SAIA DO SOL E DA CHUVA, ENTRE...

A morada é simples, é sertaneja, mas tem alimento para o espírito, amizade e afeto.



quinta-feira, 31 de dezembro de 2015

PASSAGEM DE ANO (UMA HISTÓRIA DE SOLIDÃO)


Rangel Alves da Costa*


Não havia neblina nem luzes brilhando ao longe, porém sentia como se estivesse num clima nova-iorquino de passagem de ano. É que seus olhos necessitavam avistar algo além da escuridão da noite. Aproximou-se da janela para sentir os grãos gelados nas mãos, mas logo recuou ante a voraz ventania. Depois retornaria àquela paisagem sem vida.
O sopro forte do vento fazia ecoar uma dolorosa canção. E em acordes insistentes demais. Talvez um noturno desconcertado por um piano sem notas. As folhagens rebentavam nos galhos e se lançavam pelo ar num murmúrio angustiante. Sem réstia de luz ao longe, sem lua, apenas o negrume e o tilintar metódico do velho relógio de parede.
No ano passado havia sido muito diferente. Alguns familiares e amigos se reuniram para brindar a despedida do velho calendário e abraçar o tempo novo surgido após a meia-noite. Experimentou um Martini, uma taça de champanha e um espumante. Sentiu-se como uma jovem em meio ao um festim da idade.
Assim que os convidados se despediram, novamente a realidade tão antiga como a própria vida. Os copos sem dono, as taças vazias, os pratos com restos, as sobras de tudo, e a terrível sensação de que não mias voltariam para o abraço, as felicitações, os brindes e as relembranças. E da janela entreaberta a canção sem voz que não cessava de chegar no sopro do vento.
Tudo parecido com agora. Só que agora muito mais triste, muito mais solitário, muito mais melancólico e angustiante. Agora não havia garrafa sobre a mesa, comida no forno, salgados e doces recobertos, bebida gelando, nada. E mais tarde nem uma taça vazia ou um copo quebrado. E o telefone não tocava, a campainha permanecia emudecida, apenas a ventania ecoando aquela velha e agonizante canção.
A escuridão do mundo lá fora estava entristecida demais para ser avistada. Novamente afastou-se da janela e foi acender uma vela. Trouxe para cima da mesa um incensório e nele uma vara perfumada de alecrim. Talvez aquela chama aromática, de profunda feição espiritual, trouxesse ao ambiente um pouco de alegria e contentamento.

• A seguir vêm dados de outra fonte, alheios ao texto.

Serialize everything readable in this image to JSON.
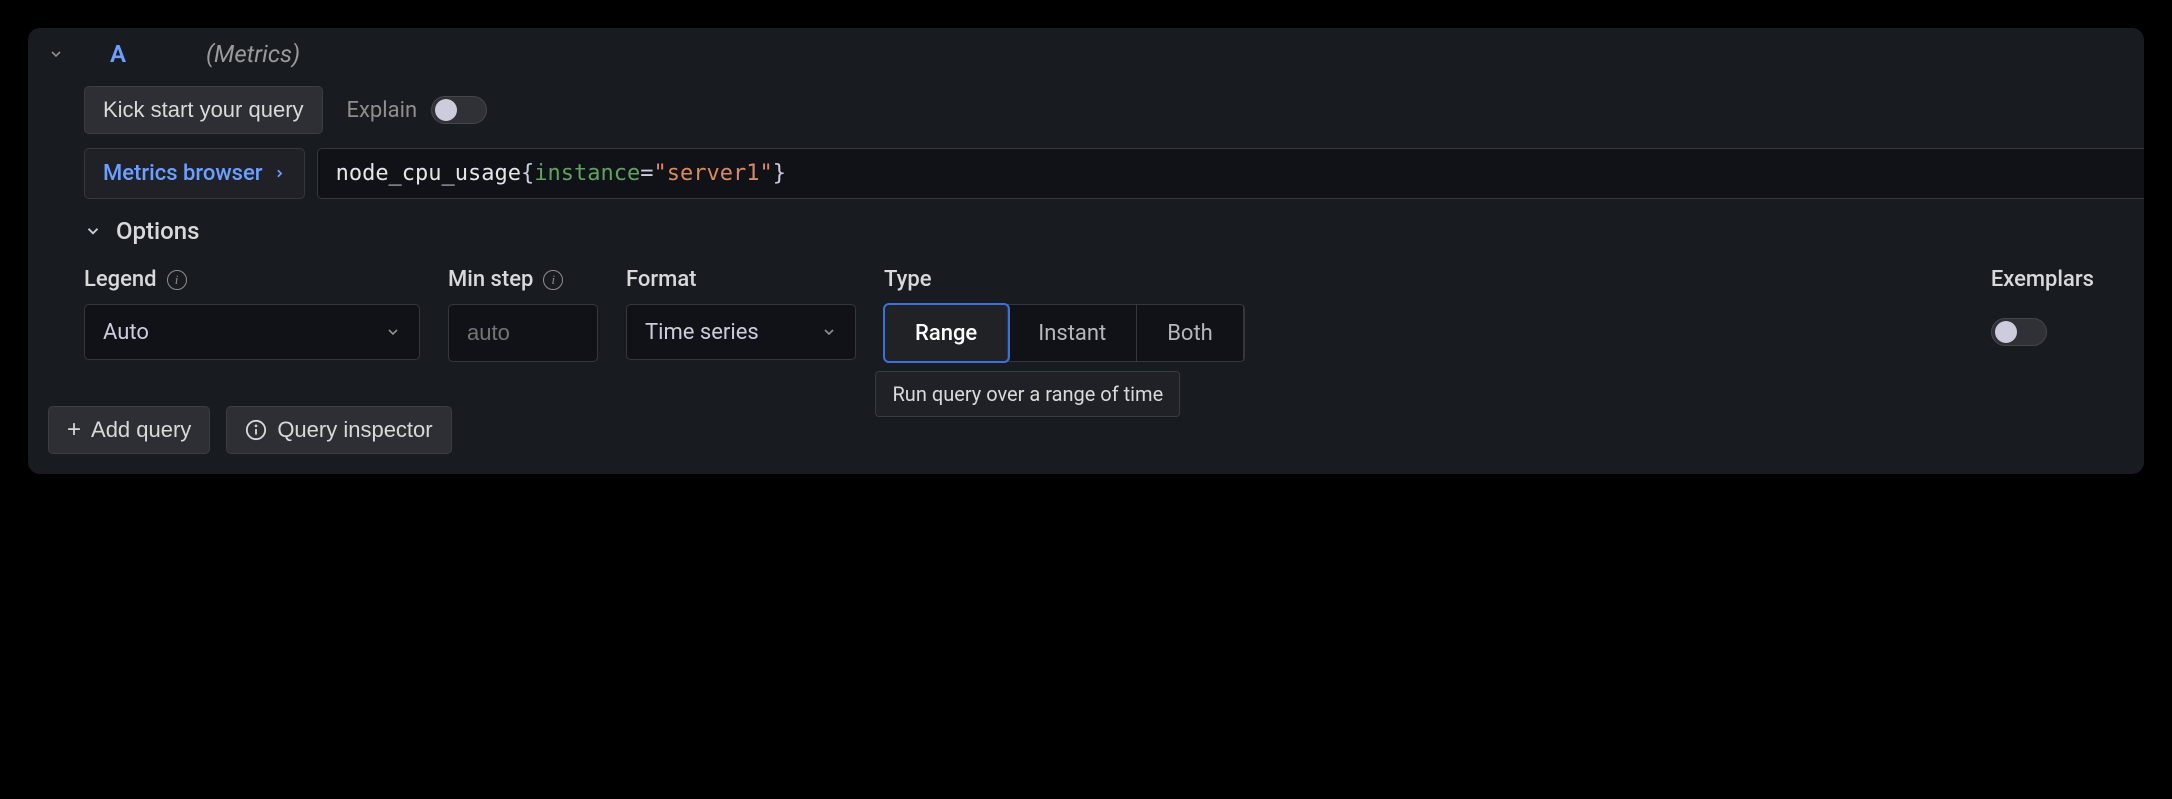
{
  "header": {
    "letter": "A",
    "hint": "(Metrics)"
  },
  "toolbar": {
    "kickstart_label": "Kick start your query",
    "explain_label": "Explain"
  },
  "query": {
    "metrics_browser_label": "Metrics browser",
    "expression": {
      "metric": "node_cpu_usage",
      "label_key": "instance",
      "label_value": "\"server1\""
    }
  },
  "options": {
    "section_title": "Options",
    "legend": {
      "label": "Legend",
      "value": "Auto"
    },
    "minstep": {
      "label": "Min step",
      "placeholder": "auto"
    },
    "format": {
      "label": "Format",
      "value": "Time series"
    },
    "type": {
      "label": "Type",
      "options": [
        "Range",
        "Instant",
        "Both"
      ],
      "selected": "Range",
      "tooltip": "Run query over a range of time"
    },
    "exemplars": {
      "label": "Exemplars"
    }
  },
  "footer": {
    "add_query_label": "Add query",
    "inspector_label": "Query inspector"
  }
}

Precisava de forças para olhar na direção do relógio.
Já quase meia-noite e nenhuma esperança que, naquele avanço da hora, qualquer visitante ou parente ali chegaria para um abraço. Porém uma ausência tão esperada quanto o próprio tempo passando. A cada ano e os seus iam sumindo, se distanciando, perdendo os vínculos fraternos que sempre unem os amigos e famílias.
Nas paredes apenas retratos envelhecidos, nas pinturas apenas paisagens tristes e naturezas-mortas, por cima dos móveis alguns porta-retratos insistentes em permanecer por ali. E no restante um silêncio profundo numa noite ainda mais escurecida que em outros dias. E o vento soprando aquela canção torturante.
“Que fiz eu para viver assim, para estar assim? Nada faltou aos que aqui chegaram, nada jamais foi negado aos que bateram à porta, nada fiz para amargar tamanha solidão numa noite em que se deseja ao menos um abraço. É como se a vida fosse nos tornando folhas mortas e vendavais fossem nos levando para longe dos que tanto amamos. Folha de outono sou agora e amanhã talvez apenas os restos que o vento recolherá do chão da existência e levará como pó, pela sina que em pó tudo há de se transformar...”.
Meditava quase chorando. Mas não segurou a lágrima quando olhou em direção ao relógio e os ponteiros já iam avançando para se juntar na hora da meia-noite. Cinco minutos apenas para um novo ano e ela ali tão velha e esquecida. Então foi até a janela e pediu para o vento aumentar sua voz.
E ouviu sua canção como se fosse a mais bela da vida. O toque da meia-noite, da passagem do ano, encontrou-a em meio a uma valsa solitária sob um rio de lágrimas.